Xia is concerned with the occurrence, fate, and ecological impact of volatile organic chemicals that, because of human activity, have gotten into soil and water.
She has a special focus on detecting and understanding contaminants emerging from biosolids, a term that describes treated and processed sewage sludge often used to improve soil and promote plant growth, and for other agricultural purposes.
She works to develop ways to detect trace-level emerging contaminants in complex environmental matrixes and is also concerned with the occurrence and fate of hormones and their conjugates in animal waste and the environment.
Looking ahead, Xia says the fate and impact of chemical pollution has focused almost exclusively on the conventional pollutants such as pesticides and industrial chemicals. But a diverse group of bioactive chemicals such as pharmaceutical compounds and personal care products are becoming more frequently detected in the environment and may potentially have a negative impact on aquatic and terrestrial organisms.

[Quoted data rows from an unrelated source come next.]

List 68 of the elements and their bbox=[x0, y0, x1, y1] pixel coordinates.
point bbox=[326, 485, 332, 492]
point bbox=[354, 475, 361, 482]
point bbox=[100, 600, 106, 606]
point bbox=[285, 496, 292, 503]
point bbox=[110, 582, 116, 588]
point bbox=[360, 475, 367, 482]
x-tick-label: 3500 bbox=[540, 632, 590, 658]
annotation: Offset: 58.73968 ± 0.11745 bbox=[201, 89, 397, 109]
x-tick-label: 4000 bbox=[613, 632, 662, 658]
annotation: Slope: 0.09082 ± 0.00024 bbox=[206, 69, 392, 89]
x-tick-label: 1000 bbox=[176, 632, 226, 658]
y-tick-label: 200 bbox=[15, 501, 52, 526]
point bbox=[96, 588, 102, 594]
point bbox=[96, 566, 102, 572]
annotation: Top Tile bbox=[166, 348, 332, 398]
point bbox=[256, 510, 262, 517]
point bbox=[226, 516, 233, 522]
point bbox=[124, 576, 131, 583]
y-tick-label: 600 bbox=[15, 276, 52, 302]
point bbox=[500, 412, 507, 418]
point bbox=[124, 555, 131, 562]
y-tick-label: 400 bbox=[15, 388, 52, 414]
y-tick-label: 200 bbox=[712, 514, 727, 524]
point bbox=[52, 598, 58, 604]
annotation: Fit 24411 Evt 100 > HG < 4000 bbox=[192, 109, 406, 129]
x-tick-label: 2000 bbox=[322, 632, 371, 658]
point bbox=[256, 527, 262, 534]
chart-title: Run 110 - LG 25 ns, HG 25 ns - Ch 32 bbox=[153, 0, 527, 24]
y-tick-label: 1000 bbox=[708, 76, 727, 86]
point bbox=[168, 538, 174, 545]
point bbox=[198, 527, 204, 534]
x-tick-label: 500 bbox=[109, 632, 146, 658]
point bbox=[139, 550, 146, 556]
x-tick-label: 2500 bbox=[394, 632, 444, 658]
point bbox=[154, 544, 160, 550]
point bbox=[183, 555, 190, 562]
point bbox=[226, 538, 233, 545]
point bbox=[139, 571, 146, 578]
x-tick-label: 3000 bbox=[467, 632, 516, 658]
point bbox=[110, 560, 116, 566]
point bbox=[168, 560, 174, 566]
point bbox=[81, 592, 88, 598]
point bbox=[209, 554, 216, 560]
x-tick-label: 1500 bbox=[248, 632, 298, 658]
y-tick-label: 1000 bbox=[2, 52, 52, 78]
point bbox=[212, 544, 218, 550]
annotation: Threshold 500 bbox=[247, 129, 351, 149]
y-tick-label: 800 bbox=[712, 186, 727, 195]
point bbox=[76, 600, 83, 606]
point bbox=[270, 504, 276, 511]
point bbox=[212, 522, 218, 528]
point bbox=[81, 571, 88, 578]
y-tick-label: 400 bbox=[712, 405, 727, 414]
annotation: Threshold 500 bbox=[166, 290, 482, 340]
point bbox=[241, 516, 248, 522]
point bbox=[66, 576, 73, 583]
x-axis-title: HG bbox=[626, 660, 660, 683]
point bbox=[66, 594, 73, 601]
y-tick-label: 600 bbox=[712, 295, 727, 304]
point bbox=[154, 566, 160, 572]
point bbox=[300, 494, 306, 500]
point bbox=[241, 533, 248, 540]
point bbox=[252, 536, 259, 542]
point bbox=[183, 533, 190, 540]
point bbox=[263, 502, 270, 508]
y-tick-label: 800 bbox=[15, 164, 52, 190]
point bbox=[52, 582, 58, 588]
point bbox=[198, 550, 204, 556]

Because of their close association with human activities and concentrated animal productions, this class of compounds and their bioactive metabolites are closely associated with wastewater, biosolids, and animal waste. Xia says research opportunities are growing in the development of analytical methods to detect these substances in complex environments, the development of treatment techniques to reduce the substances, and understanding their fates in wastewater, biosolids or animal waste amended soils.
Xia received a doctoral degree in soil chemistry from the University of Wisconsin-Madison, a master’s degree from Louisiana State University, and a bachelor’s degree from Beijing Agricultural University.